The moon is full only one night of each cycle, and this night it was not quite as full or near to the earth as it had been the night before. And maybe Great Grandpa had made the moon just a little bit smaller by collecting so much moon cheese.

“What should we do?” he called down.

“Tomorrow night we’ll set the ladder up as soon as you get close,” called Great Grandma. “We don’t need any more moon cheese.”

“OK,” called Great Grandpa. Then he sat down and watched again as the moon slowly began to rise. Great Grandma stayed on the roof, and they talked quietly together in the warm weather while the moon was still near. This was before they had children, and they often talked about the names they would give children once they arrived. And now they knew that one day they would be telling their children and maybe their grandchildren and maybe their great-grandchildren about the time they harvested moon cheese. Then the moon drifted further away. They said goodnight to each other, and once again Great Grandpa drifted above the earth, where he could see great rivers run through the land, wide plains of white where snow and ice lay, and the sparkles of city lights at nighttime.

Chapter 4

It’s not hard to guess what happened next. When the moon came close to the house the next night, the ladder still wouldn’t reach. The moon was just a little smaller and a little farther away, and every night the moon would grow smaller and farther, until it became a new moon and disappear for a night, before it started to grow again.

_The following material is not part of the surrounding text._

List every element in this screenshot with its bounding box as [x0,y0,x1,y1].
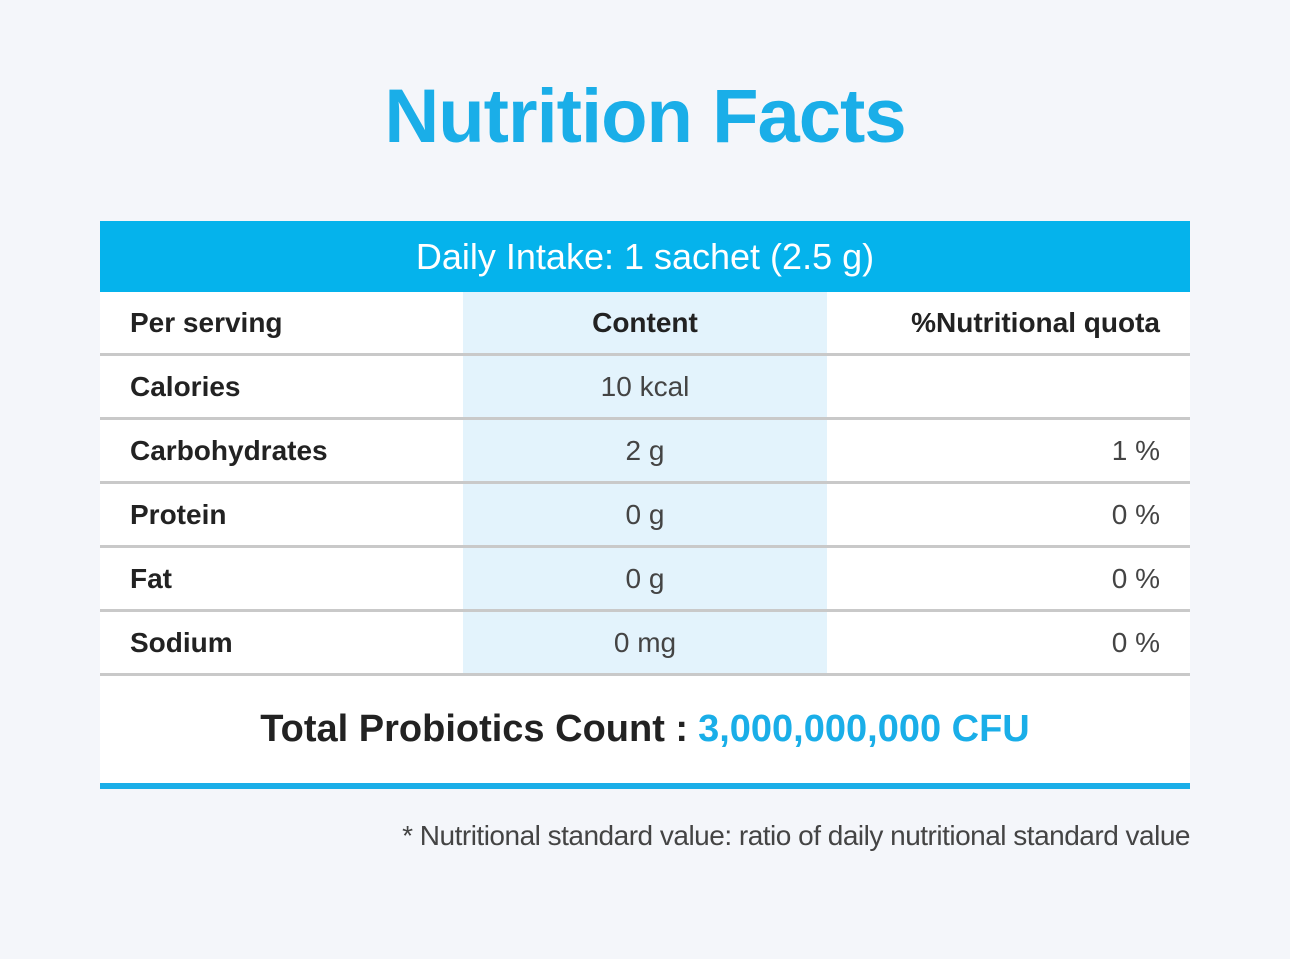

“What will we do?” called Great Grandpa.

“You’ll just have to ride until we think of something,” Great Grandma called back.

And so he rode the moon through the sky every night, looking down with wonder on the beautiful earth. When he was hungry he ate moon cheese, and when he was thirsty he drank moon milk from a little well he dug. Soon the moon was so small that had to lie in the curve of it. Now it stayed so far from the earth that he couldn’t call to Great Grandma. And at last the moon became just a thin sliver of silver and he hung to it with one hand. The next night, it would disappear.

All this time, Great Grandma had been thinking and planning and working hard. She knew the day would come when Great Grandpa fell from the sky, when the moon disappeared.

That day came at last. Great Grandpa held to the last slender bit of the moon until it disappeared. And then he began to fall to the earth, down toward the tops of the clouds. He fell right through them, and they were soft like cotton. He fell faster and faster toward his little town and his home, wondering what would happen to him. At last the house was near. He saw Great Grandma standing in the front yard. She was waving her arms and pointing to a white patch before her. Great Grandpa spread his arms wide like wings and steered toward her, flying faster every second, until at last he crashed into the mound of incredible softness in front of Great Grandma. Pieces flew everywhere as the mound burst, and then Great Grandpa fell gently to the ground.

He looked up and saw Great Grandma smiling. She had been wise. She knew that the only thing soft enough to save someone from a fall from the moon was moon cheese itself. She had piled all their moon cheese into a soft hill, and Great Grandpa had landed in it.

He stood up and looked around him. There was no more moon cheese. His landing had sent a million tiny pieces of it flying in a frenzy to far-away places.

“Well,” said Great Grandma, “that’s the end of our moon cheese. But we will have a great tale to tell our grandchildren one day.”

“That we will,” replied Great Grandpa.

The moon never again came so close to the earth that you could raise a ladder to it. Maybe that’s because Great Grandpa had made it lighter by taking so much moon cheese.

Or maybe the moon still does come close sometimes when it’s full, but nobody’s looking.

Maybe one day we’ll go there, after a good night’s sleep.